I have an application that is running a raw IP socket, destination of this socket is governed by routes installed via the 'ip route add' command. These routes can change during the lifetime of a socket (e.g. because next-hop changes)
Simplified, lets say I have 2 interfaces, eth0
and eth1
. I also have a default route via eth0
.
The raw socket's endpoint is for example 10.10.10.10
, eth1 has address 100.0.0.1
, I do the following during the raw socket's lifetime:
ip -f inet route delete 10.10.10.10
ip -f inet route add 100.0.0.2 dev eth1
ip -f inet route add 10.10.10.10/32 via 100.0.0.2 dev eth1
Now what I see is that after this operation traffic goes correctly via eth1
for a few seconds, then it goes wrong (via eth0) for a short while (less than half a second) and then it's correct again (as far as I can see permanently).
So my main question is:
-Can anybody give an explanation of what might go wrong here? I tried adding ip route flush cache
after the sequence mentioned before but that didn't do anything. I'm currently puzzled as why traffic sometimes gets dropped. I think it's either a timing issue in the routing commands or some other trigger disabling the route for a split second, but I'm running out of options.
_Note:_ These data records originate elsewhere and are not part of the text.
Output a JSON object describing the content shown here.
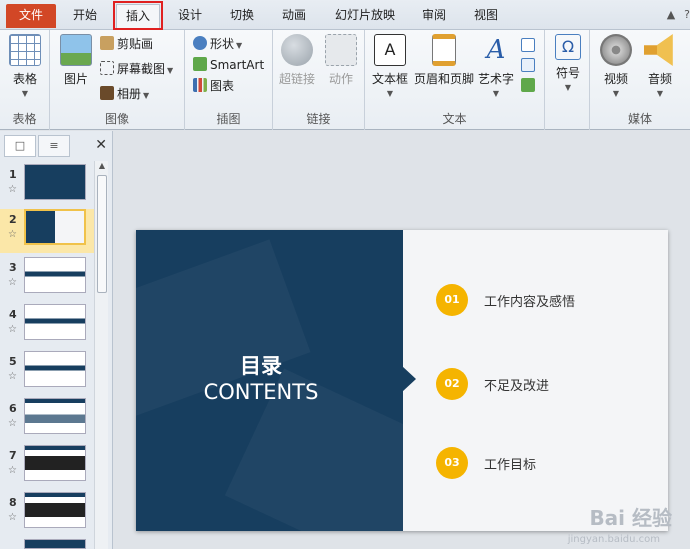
{
  "tabs": {
    "file": "文件",
    "home": "开始",
    "insert": "插入",
    "design": "设计",
    "transitions": "切换",
    "animations": "动画",
    "slideshow": "幻灯片放映",
    "review": "审阅",
    "view": "视图"
  },
  "ribbon": {
    "groups": {
      "tables": "表格",
      "images": "图像",
      "illustrations": "插图",
      "links": "链接",
      "text": "文本",
      "symbols": "",
      "media": "媒体"
    },
    "buttons": {
      "table": "表格",
      "picture": "图片",
      "clipart": "剪贴画",
      "screenshot": "屏幕截图",
      "album": "相册",
      "shapes": "形状",
      "smartart": "SmartArt",
      "chart": "图表",
      "hyperlink": "超链接",
      "action": "动作",
      "textbox": "文本框",
      "header_footer": "页眉和页脚",
      "wordart": "艺术字",
      "symbol": "符号",
      "video": "视频",
      "audio": "音频"
    }
  },
  "slides_pane": {
    "numbers": [
      "1",
      "2",
      "3",
      "4",
      "5",
      "6",
      "7",
      "8"
    ],
    "selected": "2"
  },
  "slide": {
    "title_cn": "目录",
    "title_en": "CONTENTS",
    "items": [
      {
        "num": "01",
        "text": "工作内容及感悟"
      },
      {
        "num": "02",
        "text": "不足及改进"
      },
      {
        "num": "03",
        "text": "工作目标"
      }
    ]
  },
  "watermark": {
    "text": "Bai 经验",
    "sub": "jingyan.baidu.com"
  },
  "colors": {
    "file_tab": "#d24726",
    "slide_dark": "#173e5f",
    "accent_circle": "#f5b400",
    "highlight_box": "#e02020"
  }
}
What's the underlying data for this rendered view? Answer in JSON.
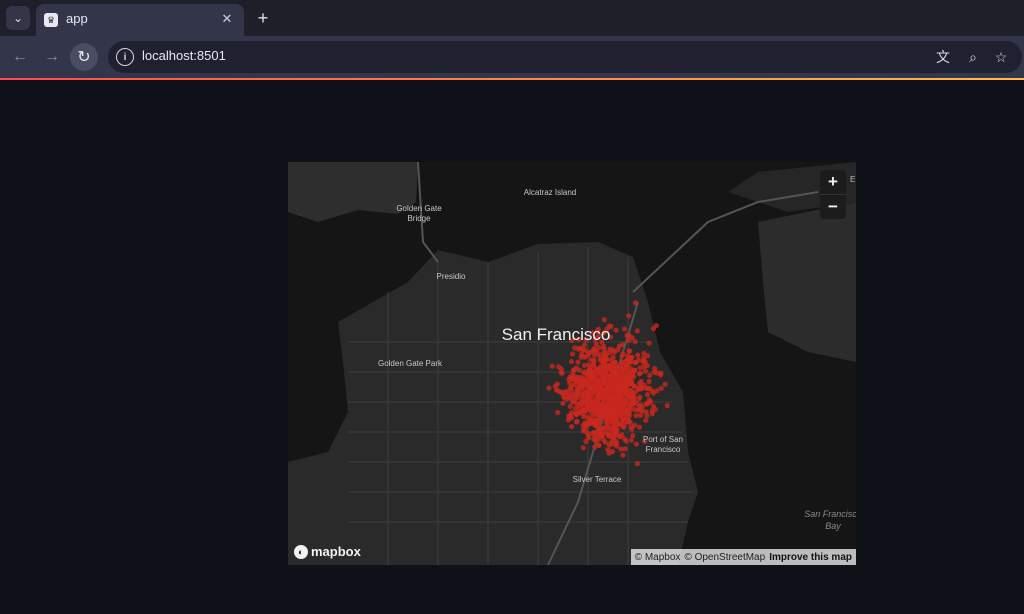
{
  "browser": {
    "tab": {
      "title": "app",
      "favicon_icon": "streamlit-crown-icon"
    },
    "tab_list_icon": "chevron-down-icon",
    "new_tab_icon": "plus-icon",
    "close_icon": "close-icon",
    "url": "localhost:8501",
    "toolbar_icons": [
      "back-icon",
      "forward-icon",
      "reload-icon",
      "info-icon",
      "translate-icon",
      "zoom-icon",
      "star-icon"
    ]
  },
  "theme": {
    "page_bg": "#0e1117",
    "accent_start": "#ff4b4b",
    "accent_end": "#ffbd45",
    "point_color": "#c8281e"
  },
  "map": {
    "city_label": "San Francisco",
    "place_labels": [
      {
        "text": "Alcatraz Island",
        "size": "small"
      },
      {
        "text": "Golden Gate",
        "size": "small"
      },
      {
        "text": "Bridge",
        "size": "small"
      },
      {
        "text": "Presidio",
        "size": "small"
      },
      {
        "text": "Golden Gate Park",
        "size": "small"
      },
      {
        "text": "Port of San",
        "size": "small"
      },
      {
        "text": "Francisco",
        "size": "small"
      },
      {
        "text": "Silver Terrace",
        "size": "small"
      },
      {
        "text": "San Francisco",
        "size": "italic"
      },
      {
        "text": "Bay",
        "size": "italic"
      },
      {
        "text": "E",
        "size": "small"
      }
    ],
    "zoom_in_label": "+",
    "zoom_out_label": "−",
    "logo_text": "mapbox",
    "attribution": {
      "mapbox": "© Mapbox",
      "osm": "© OpenStreetMap",
      "improve": "Improve this map"
    }
  }
}
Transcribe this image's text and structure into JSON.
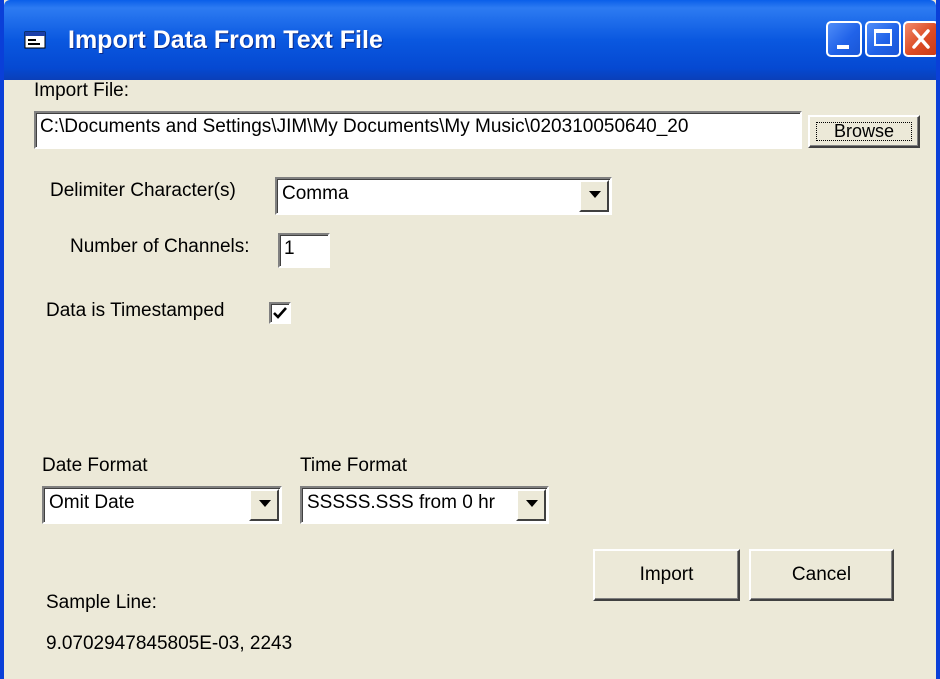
{
  "window": {
    "title": "Import Data From Text File"
  },
  "import_file": {
    "label": "Import File:",
    "path": "C:\\Documents and Settings\\JIM\\My Documents\\My Music\\020310050640_20",
    "browse_label": "Browse"
  },
  "delimiter": {
    "label": "Delimiter Character(s)",
    "value": "Comma"
  },
  "channels": {
    "label": "Number of Channels:",
    "value": "1"
  },
  "timestamped": {
    "label": "Data is Timestamped",
    "checked": true
  },
  "date_format": {
    "label": "Date Format",
    "value": "Omit Date"
  },
  "time_format": {
    "label": "Time Format",
    "value": "SSSSS.SSS from 0 hr"
  },
  "buttons": {
    "import": "Import",
    "cancel": "Cancel"
  },
  "sample": {
    "label": "Sample Line:",
    "value": "9.0702947845805E-03, 2243"
  },
  "colors": {
    "titlebar": "#0a58e0",
    "dialog_bg": "#ece9d8",
    "close_button": "#dc4b24"
  },
  "icons": {
    "window": "window-app-icon",
    "minimize": "minimize-icon",
    "maximize": "maximize-icon",
    "close": "close-icon",
    "dropdown": "chevron-down-icon",
    "check": "checkmark-icon"
  }
}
I did try to use the SO_BINDTODEVICE
option on my raw socket, but alas this didn't help much, the main difference is that when traffic goes wrong it isn't sent out at all, because it would go over the wrong interface. However, what I hoped for was that this would set errno to something like E_CANNOTROUTE (this doesn't exist) so I could catch this and retry sending the packet. It currently does not do this, but is there a way I could catch such a failure? I have (almost) full control over the system and the application that runs the socket.
One solution I know would work would be to not use L3 raw sockets but AF_PACKET
sockets (and also do ARP/ND myself) but I'd rather not go into that just yet.
Update
I have improved behavior in my system, by changing this route change behavior. When I have to update the next-hop I now look to the already installed route and take action based on that:
- If it's not there I just install the new route and skip the delete.
- If the exact route is already present (same nh, same dev), I now do nothing.
- If another nh is present for this route I now do a more specific delete for just this nh followed by an add.
While this stabilized most of my issues, I still sometimes see the same thing happen (though much less often) when an actual delete+add happens (last case in the new mechanism). Also, this actually still does not explain what goes wrong (it merely circumvents it), so I'll leave this question open for now as I'm really curious what goes wrong here.
FYI: I have the issue on centos, as far as I can see going from centos4 to centos6, 32-bit.